A softening labor market may leave consumers vulnerable
There were two headlines last week that seemed at odds with each other. Gross Domestic Product (GDP) rose in the second quarter by 2.8%, much higher than expected. At the same time, vehicle repossessions are spiking.
What gives?
"GDP exceeded expectations in the second quarter, restoring faith that the economy is easing into a sustainable level of growth," America's Credit Unions deputy chief economist Curt Long said in a statement."Recent statements from Federal Reserve officials confirm that a rate cut is squarely in view. However, such action is not needed to ward off a recession but is rather a response to the moderation in inflation."
That all seems positive. So, why are some Americans having a hard time holding onto their cars and trucks? According to Cox Automotive, repossessions surged by 23% over 2023 in the first half of 2024.
Hidden struggles
Eric Kelley, an economist and chief investment officer at UMB Bank, says consumers could be struggling more than most economists realize. He notes that the true leading indicators for the labor market are all in severe downturns.
It definitely appears that the labor market is softening, Kelley told ConsumerAffairs. Jobs are becoming harder to find and wage growth is cooling.
The official unemployment rate has been slowly climbing and has now reached 4%. Kelley says thats a sign the labor market is cooling off, and many people who bought expensive vehicles a few years ago may no longer be working.

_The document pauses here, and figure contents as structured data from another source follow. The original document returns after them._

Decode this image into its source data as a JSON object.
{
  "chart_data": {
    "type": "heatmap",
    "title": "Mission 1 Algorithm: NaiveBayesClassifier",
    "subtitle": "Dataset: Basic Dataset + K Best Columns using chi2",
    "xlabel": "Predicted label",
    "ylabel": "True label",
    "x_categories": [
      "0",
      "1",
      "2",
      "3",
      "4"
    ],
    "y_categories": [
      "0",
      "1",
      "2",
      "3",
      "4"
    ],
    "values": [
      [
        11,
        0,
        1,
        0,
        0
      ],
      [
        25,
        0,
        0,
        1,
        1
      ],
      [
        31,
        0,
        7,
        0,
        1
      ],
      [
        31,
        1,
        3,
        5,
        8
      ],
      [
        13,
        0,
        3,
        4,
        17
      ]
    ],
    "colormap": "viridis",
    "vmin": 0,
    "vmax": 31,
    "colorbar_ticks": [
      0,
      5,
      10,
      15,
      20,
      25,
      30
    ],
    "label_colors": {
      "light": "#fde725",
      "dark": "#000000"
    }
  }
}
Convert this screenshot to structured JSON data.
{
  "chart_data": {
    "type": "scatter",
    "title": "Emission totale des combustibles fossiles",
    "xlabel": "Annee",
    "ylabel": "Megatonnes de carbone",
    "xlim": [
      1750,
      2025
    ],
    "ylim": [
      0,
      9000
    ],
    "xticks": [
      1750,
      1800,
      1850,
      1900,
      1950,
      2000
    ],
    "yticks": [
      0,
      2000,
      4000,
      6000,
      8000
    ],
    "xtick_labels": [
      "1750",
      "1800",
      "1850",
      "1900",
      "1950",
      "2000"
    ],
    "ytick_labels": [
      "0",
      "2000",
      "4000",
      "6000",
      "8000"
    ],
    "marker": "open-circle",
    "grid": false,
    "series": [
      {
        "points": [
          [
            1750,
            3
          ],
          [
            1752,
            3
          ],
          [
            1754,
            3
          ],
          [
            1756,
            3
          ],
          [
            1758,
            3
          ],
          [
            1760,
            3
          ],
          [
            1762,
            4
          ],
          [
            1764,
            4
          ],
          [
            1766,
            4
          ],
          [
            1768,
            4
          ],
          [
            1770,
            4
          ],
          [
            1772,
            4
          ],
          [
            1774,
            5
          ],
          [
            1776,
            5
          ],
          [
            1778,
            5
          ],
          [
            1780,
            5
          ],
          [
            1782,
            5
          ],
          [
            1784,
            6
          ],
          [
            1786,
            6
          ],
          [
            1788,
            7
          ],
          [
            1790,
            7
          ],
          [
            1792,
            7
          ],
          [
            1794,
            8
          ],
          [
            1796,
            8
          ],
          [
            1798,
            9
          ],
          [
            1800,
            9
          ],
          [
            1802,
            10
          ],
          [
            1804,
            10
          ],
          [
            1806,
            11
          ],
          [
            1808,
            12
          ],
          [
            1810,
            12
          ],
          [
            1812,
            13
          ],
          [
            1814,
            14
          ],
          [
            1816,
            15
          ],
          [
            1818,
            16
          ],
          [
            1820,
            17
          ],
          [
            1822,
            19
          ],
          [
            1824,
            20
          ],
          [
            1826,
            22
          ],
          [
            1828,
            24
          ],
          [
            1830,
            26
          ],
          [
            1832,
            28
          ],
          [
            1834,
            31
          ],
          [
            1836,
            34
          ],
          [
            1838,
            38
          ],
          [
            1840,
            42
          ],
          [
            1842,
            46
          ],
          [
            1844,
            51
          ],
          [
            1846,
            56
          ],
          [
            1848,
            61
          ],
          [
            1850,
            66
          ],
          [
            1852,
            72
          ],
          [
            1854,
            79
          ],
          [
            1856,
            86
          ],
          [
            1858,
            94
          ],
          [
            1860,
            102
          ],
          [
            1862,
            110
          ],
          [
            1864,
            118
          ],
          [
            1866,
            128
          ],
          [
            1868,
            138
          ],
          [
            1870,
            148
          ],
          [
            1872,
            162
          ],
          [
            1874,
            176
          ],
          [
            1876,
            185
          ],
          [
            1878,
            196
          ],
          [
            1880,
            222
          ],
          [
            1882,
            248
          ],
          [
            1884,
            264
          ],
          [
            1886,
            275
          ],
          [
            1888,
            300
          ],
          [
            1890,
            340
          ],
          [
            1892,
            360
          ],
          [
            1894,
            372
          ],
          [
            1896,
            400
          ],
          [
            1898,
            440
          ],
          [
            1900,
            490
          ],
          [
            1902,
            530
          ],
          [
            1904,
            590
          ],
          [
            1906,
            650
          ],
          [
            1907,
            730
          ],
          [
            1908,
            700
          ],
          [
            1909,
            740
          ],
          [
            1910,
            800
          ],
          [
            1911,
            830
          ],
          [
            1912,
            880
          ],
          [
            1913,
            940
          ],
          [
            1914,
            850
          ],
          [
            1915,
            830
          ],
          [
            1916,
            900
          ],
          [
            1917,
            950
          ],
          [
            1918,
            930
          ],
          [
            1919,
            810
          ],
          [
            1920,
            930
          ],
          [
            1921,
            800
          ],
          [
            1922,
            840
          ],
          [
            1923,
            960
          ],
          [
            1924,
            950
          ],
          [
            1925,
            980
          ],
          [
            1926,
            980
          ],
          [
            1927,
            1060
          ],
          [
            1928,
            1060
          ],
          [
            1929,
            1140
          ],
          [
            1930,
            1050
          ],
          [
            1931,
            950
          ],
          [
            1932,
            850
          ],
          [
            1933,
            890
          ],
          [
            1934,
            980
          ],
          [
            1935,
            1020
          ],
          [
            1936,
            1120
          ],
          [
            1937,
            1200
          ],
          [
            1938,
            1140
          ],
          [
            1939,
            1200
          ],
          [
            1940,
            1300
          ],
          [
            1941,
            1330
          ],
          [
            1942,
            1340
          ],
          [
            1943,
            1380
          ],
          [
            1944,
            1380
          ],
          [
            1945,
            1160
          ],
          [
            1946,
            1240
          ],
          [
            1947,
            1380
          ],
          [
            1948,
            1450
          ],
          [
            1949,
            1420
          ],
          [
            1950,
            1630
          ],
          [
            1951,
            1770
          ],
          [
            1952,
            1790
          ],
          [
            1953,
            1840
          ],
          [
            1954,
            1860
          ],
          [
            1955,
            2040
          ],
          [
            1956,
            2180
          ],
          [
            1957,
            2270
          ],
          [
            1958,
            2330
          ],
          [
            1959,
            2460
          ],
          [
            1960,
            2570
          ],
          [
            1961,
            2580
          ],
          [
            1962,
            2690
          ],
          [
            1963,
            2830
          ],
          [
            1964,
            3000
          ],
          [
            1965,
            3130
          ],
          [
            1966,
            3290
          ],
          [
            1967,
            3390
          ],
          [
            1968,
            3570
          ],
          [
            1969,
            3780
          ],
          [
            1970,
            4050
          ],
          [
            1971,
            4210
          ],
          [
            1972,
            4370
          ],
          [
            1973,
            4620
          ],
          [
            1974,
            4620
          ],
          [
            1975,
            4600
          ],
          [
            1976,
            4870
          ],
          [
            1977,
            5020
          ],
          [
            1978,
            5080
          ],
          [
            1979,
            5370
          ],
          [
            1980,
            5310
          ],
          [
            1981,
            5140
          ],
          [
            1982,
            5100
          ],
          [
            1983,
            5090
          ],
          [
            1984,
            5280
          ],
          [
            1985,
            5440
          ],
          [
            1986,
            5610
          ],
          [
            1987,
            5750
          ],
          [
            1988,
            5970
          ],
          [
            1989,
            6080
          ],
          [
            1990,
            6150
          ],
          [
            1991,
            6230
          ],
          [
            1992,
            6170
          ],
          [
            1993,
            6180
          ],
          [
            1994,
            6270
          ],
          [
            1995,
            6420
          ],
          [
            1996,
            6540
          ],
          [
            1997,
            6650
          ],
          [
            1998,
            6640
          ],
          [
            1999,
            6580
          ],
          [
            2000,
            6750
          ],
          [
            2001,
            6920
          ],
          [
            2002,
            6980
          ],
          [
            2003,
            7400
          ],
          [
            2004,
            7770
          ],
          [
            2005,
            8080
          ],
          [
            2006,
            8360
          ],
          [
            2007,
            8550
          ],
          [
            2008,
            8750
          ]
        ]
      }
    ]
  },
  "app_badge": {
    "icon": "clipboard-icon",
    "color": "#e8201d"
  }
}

In addition to that, the San Francisco Fed has published data showing that all of the excess savings built up during COVID-19 have been completely burned off, he added. Simultaneously, normal savings rates in the U.S. have dropped to near all-time lows.
Increasing vulnerability
While the average household has spent all of its stimulus money, it is also socking away less money on a monthly basis.
This would make them vulnerable to any disruption to their income stream --- which we know is happening as the unemployment rate climbs, Kelley said.
Maryann Monforte, a professor at the Whitman School of Business at Syracure University, suggests the car repo data might be a little misleading.
Car repossessions were down 2020 to 2022, due to more forgiving lenders, and government stimulus money that was used to cover payments that were in arrears, Monforte told us. In 2023, things changed. Lenders werent so forgiving and stimulus money has long stopped.
Monforte says 2023 repo levels were on par with 2019 levels. Households, meanwhile, are dealing with higher car insurance payments and rising housing cost, which contribute to missed car payments and this years increase in repossessions.